Je ne sais même pas pourquoi je lui dis ça. "Tout va bien". Comme si tout, allait bien... Comme si tout était normal, comme s'il ne s'était rien passé!
Je crois que c'est mon rôle de parent de la rassurer. Mais je sais qu'elle n'est pas bête, loin de ça! Nous pourrions la rassurer sans nous arrêter, cela ne changerait rien... Comment peut-on rassurer quelqu'un, sa propre fille, l'enfant qu'il nous reste... Si l'on ne parvient même pas à nous dire qu'en haut de la colline, se trouve un merveilleux paysage, surplombé de montagnes, soleil levant sur les falaises... Mais ces falaises, ma paraissent beaucoup trop dangereuses pour les surmonter.

Clément pose sa main dans mon dos. Je me retourne et vois dans son regard quelque chose de nouveau. Quelque chose qu'en vingt ans de mariage, je n'ai jamais vu... Estelle nous fixe tous les deux, haletante, pleine de transpiration. Elle a encore crié. La voir comme ça me déchire le coeur! Elle est si précieuse, j'ai tellement peur de la perdre elle aussi!
Je ne supporterais pas qu'elle ne s'en remette jamais. Que moi, je n'arrive plus à grimper la falaise, peut importe!
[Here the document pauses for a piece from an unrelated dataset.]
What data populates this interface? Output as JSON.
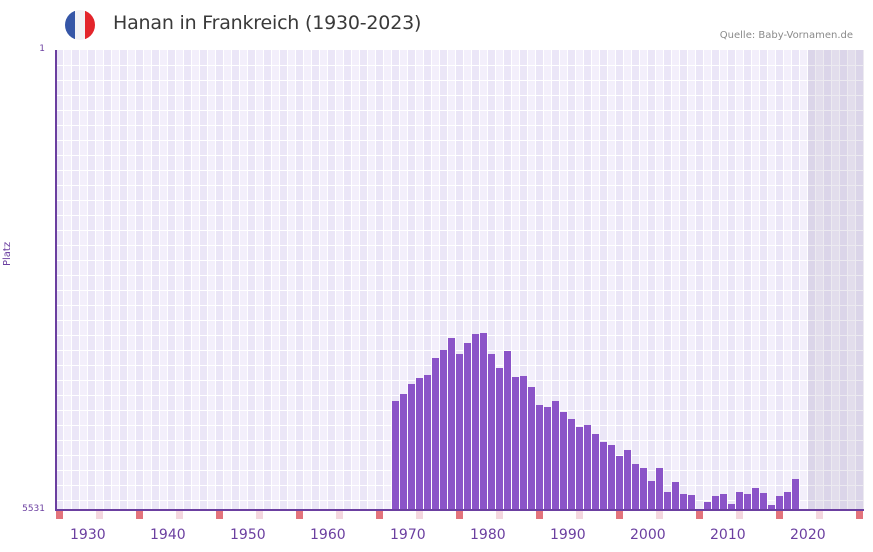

Mais elle, elle est jeune, sa vie lui tend les bras, il faut qu'elle remonte cette pente! Même si cela doit lui prendre du temps...

-Maman...

-Oui ma chérie?
Je caresse son visage et parle de manière à l'appaiser. Depuis l'accident, j'ai l'impression qu'elle est redevenue la petite fille fragile, qui voulait se sentir protégée de ses parents. Cette petite fillette avec un grand sourire collé au visage, ce petit rayon de soleil...
Je suis très fière de ce qu'elle est maintenant! Elle s'affirme... Elle avance petit à petit vers l'âge adulte!

-Maman?

-Je sais ma puce... Je sais!

Ces simples mots semble lui faire du bien... Elle ne parle presque pas...
Clément est tout aussi dépité que sa fille... J'essaye alors de rester dynamique, mais je n'y arrive pas. Cette maison est tout à coup bien silencieuse. Mais le silence nous fait à tout les trois du bien. Il nous permet de réfléchir, de pleurer seul avec nous même... Cela ne nous empêche en rien de nous consoler enssemble, mais nous respectons le deuil de chaqun...
Et puis! Sans... Sans Samuel, le bruit me semble incomplet!

Le regard de Clément se pose sur moi et me fait un signe de la tête en désignant Estelle.
Perdue dans mes pensées, je m'étais évadée de cette chambre, les yeux dans le vide, les yeux dans l'infini...
Estelle se rendort et nous quittons sa chambre. Sans un mot, je me glisse dans mon lit. Encore une chose qui me parait parfaitement inutile! Puisque je sais que ne dormirais pas.

Point de vue d'Estelle:

Je suis censée retourner à l'école dans une semaine. A vrai dire, je ne m'en sens pas capable. L'école me semble quelque chose de bien ridicule face au monde dans lequel je suis! Annie, Seb et bien d'autres gens ont sûrement essayé de me joindre mais mon portable est resté éteint depuis qu'il m'a détruit la vie. Depuis que cette sonnerie à retentit... Retentit dans ce silence presque parfait. Ce silence qui lui, était beau... Le silence présent, celui de maintenant est loin d'être celui d'avant! ce silence là, est aussi froid, dur et douloureux que la porte des ténèbres. Il est aussi noir que Cerbère, le chien des enfers.

Je décide néanmoins de l'allumer, je ne voudrais pas inquiéter mes amis!
L'appareil se met en marche et rapidement je reçois les notifications.
Une demie tone de messages s'affichent. Annie m'harcèle pour savoir comment je vais, pareil pour Seb mais un prénom attire directement mon attention.
"Célia".
Prise de curiosité, je glisse lentement mon doigt vers le message m'attendant à quelque chose de fade.

《 Estelle ! Si tu as besoins de parler, je suis à la bibliothèque demain à 15h...

La main tremblante, je laisse glisser mon téléphone en dehors de ma main et tomber sur le tapis. Comment est-ce possible que cette fille qui ne parle jamais, me propose à moi! De la rejoindre? Cette fille, qui se cache sous cette belle et longue chevelure noir ébène... Cette fille aux manières et au regards mystérieux, cette fille si obscur, et qui semble à la fois si pur!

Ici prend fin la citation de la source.